Everybody persuades for a living. There’s no way to avoid it. Whether you’re a sales professional, an entrepreneur, or even a stay-at-home parent, if you can’t convince others of your way of thinking, you’ll consistently fall behind. Get your free reports at Magnetic Persuasion to make sure you don’t watch others go through your path to success. Donald Trump said it best: “Study the art of persuasion. Practice it. Develop an understanding of its deep value in all aspects of life.”

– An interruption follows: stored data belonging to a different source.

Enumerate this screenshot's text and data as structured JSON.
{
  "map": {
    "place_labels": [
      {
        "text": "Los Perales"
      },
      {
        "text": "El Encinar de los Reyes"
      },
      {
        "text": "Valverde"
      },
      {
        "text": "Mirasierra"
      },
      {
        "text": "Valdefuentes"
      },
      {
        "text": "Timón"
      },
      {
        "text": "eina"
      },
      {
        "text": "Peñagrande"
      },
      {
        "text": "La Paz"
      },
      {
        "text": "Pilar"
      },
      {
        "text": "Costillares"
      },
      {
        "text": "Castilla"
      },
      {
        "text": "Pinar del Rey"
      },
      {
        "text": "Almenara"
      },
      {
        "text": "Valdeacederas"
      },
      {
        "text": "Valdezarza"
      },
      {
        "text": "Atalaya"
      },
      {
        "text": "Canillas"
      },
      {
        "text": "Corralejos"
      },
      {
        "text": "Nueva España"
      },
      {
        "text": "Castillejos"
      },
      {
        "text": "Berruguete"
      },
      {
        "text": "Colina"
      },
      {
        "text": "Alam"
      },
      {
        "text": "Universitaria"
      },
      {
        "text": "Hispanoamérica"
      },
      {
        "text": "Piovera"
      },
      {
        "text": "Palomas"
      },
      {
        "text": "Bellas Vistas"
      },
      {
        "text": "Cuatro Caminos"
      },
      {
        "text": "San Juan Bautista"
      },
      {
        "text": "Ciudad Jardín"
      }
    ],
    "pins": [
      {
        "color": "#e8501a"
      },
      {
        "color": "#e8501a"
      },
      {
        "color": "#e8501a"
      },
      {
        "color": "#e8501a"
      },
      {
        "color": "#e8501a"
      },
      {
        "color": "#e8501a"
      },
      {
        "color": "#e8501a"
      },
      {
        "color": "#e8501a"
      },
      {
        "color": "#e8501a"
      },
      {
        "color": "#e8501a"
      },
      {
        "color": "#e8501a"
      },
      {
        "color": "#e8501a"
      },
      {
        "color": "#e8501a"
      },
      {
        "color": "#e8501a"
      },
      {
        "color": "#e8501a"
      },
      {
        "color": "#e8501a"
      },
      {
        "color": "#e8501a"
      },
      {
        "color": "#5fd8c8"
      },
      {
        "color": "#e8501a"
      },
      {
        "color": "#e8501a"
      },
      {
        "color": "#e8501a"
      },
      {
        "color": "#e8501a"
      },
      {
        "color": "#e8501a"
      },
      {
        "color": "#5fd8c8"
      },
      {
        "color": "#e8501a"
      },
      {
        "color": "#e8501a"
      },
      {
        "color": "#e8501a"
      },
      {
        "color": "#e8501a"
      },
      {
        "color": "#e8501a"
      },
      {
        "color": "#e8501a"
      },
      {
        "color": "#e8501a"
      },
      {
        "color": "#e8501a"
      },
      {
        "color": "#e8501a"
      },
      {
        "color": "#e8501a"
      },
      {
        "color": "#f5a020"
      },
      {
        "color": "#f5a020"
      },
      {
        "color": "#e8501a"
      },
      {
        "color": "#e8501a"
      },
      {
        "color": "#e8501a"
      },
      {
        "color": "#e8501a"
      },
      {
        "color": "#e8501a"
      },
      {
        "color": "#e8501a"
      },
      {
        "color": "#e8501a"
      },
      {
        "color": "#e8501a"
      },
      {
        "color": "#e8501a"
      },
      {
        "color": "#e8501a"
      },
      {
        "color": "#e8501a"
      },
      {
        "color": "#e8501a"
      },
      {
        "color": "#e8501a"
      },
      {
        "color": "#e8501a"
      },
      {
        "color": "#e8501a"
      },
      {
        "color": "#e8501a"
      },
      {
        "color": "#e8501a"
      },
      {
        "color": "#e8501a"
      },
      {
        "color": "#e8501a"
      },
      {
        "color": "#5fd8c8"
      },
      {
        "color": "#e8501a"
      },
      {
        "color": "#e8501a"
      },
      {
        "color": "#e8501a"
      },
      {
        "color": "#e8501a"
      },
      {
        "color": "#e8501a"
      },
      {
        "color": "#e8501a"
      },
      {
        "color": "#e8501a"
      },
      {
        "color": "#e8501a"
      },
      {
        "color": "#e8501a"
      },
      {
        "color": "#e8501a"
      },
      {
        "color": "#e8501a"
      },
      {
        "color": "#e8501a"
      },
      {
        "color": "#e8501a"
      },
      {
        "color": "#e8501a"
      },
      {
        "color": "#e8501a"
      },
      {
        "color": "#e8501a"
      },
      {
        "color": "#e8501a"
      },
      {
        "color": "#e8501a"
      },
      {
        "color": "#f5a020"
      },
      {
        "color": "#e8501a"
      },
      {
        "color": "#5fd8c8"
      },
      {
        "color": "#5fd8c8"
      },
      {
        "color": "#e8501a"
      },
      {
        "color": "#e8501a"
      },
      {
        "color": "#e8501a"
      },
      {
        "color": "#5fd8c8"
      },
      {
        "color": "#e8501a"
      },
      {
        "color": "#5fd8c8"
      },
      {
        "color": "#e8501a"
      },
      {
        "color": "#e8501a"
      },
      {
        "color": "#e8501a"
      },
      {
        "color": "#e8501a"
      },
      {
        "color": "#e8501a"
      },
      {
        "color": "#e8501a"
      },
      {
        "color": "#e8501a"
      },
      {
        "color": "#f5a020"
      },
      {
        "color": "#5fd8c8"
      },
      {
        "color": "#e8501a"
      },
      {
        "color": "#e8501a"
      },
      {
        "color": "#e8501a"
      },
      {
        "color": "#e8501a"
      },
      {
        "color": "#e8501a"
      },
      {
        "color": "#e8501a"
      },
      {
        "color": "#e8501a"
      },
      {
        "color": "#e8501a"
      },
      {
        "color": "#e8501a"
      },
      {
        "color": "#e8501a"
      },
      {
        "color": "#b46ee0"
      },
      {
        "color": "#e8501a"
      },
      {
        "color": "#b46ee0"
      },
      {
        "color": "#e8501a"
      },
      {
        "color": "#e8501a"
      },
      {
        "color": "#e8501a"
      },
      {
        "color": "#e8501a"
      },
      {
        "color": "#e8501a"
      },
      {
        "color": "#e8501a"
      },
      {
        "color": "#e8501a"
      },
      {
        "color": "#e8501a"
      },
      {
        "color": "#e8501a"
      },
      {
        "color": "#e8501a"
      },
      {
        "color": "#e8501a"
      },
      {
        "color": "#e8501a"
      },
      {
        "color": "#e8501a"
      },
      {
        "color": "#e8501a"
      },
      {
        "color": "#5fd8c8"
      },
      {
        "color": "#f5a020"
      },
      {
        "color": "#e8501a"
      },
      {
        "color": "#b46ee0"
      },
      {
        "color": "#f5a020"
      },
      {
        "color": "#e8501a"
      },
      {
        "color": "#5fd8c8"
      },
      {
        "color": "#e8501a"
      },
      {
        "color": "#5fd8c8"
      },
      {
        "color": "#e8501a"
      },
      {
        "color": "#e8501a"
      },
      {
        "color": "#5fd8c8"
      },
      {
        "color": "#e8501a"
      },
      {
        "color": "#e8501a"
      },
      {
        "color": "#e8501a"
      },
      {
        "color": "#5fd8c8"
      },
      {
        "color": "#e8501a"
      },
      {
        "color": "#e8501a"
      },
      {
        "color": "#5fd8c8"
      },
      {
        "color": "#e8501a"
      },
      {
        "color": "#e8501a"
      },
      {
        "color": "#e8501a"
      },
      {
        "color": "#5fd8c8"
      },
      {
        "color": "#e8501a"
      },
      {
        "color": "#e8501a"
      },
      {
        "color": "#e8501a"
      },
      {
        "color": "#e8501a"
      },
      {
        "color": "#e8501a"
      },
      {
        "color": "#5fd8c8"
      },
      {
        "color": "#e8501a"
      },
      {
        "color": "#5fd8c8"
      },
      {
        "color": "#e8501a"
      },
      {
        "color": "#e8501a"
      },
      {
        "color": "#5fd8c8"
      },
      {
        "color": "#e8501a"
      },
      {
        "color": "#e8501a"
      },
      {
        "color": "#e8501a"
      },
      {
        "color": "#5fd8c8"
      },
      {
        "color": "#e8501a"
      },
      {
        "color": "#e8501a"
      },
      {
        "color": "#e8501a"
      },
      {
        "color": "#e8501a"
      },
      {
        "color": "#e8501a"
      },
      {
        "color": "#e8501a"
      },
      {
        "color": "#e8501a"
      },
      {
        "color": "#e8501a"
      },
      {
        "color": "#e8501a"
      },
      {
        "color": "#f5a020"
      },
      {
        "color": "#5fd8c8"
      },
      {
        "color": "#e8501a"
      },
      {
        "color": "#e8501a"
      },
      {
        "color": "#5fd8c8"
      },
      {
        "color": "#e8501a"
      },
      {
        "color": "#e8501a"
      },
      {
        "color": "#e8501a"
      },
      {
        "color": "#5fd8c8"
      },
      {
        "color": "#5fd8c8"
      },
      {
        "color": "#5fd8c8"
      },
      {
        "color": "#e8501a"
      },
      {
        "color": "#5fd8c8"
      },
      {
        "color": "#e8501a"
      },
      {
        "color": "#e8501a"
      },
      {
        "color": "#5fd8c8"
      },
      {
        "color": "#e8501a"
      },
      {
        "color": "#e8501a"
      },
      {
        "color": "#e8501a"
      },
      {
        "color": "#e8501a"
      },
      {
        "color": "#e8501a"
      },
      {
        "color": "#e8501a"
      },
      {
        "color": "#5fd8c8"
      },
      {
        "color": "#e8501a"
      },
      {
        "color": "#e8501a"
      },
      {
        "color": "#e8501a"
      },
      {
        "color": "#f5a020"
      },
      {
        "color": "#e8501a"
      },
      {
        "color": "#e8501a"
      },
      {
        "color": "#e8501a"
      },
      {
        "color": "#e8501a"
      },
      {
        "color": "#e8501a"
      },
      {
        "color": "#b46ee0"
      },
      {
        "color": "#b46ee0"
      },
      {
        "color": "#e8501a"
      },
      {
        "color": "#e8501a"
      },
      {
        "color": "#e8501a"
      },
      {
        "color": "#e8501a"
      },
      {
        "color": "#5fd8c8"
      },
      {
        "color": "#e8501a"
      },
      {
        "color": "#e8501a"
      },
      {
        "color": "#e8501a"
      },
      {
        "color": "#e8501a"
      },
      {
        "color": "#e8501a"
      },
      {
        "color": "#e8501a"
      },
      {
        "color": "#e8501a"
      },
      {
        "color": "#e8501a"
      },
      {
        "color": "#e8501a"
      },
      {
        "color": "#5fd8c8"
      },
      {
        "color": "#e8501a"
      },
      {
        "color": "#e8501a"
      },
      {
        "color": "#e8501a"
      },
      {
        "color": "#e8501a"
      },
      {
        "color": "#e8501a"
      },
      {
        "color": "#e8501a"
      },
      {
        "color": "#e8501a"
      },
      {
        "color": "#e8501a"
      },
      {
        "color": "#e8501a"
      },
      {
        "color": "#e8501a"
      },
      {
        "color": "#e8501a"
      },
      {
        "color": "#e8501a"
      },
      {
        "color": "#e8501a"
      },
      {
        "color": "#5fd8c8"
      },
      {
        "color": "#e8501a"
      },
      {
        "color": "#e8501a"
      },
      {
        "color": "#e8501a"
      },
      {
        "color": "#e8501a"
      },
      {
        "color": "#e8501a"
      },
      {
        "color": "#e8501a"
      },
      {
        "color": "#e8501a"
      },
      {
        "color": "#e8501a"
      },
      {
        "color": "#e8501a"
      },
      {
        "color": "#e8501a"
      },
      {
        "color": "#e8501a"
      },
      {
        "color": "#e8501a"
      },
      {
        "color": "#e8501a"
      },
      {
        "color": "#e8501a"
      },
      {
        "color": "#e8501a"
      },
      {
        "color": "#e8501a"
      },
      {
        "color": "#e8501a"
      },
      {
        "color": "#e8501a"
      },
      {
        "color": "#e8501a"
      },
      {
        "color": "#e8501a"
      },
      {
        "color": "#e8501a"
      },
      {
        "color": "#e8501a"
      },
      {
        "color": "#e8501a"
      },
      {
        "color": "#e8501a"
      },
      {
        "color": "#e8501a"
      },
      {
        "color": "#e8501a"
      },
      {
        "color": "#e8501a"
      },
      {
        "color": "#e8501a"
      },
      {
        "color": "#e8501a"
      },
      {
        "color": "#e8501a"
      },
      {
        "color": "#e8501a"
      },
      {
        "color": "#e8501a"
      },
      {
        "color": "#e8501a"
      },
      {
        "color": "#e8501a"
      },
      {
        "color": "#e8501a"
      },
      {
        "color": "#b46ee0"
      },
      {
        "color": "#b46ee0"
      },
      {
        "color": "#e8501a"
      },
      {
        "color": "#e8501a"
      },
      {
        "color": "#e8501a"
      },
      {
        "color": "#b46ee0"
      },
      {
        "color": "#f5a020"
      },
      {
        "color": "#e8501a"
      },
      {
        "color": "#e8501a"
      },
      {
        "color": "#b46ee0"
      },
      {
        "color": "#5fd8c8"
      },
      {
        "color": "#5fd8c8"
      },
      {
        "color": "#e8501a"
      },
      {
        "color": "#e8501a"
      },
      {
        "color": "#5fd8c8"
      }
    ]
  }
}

Persuasion is the missing piece of the puzzle that will crack the code to dramatically increase your income, improve your relationships, and help you get what you want, when you want it, and win friends for life. Ask yourself how much money and income you have lost due to your inability to persuade and influence. Think about it. Sure you’ve seen some success, but think about the times you couldn’t. Has there ever been a time when you didn’t understand their point of view? Couldn’t you convince someone to do something? Have you reached your full potential? Are you able to motivate yourself and others to achieve more and achieve your goals? And your relationships? Imagine being able to overcome objections before they happen, knowing what your potential customer thinks and feels, feeling more confident in your ability to persuade.

Kurt Mortensen’s trademark is Magnetic Persuasion; Instead of convincing others, it teaches that you should attract them, just as a magnet attracts metal filings. He teaches that sales have changed and the consumer has become exponentially more skeptical and cynical in the last five years. Most persuaders are using only 2-3 persuasion techniques when there are actually 120 available!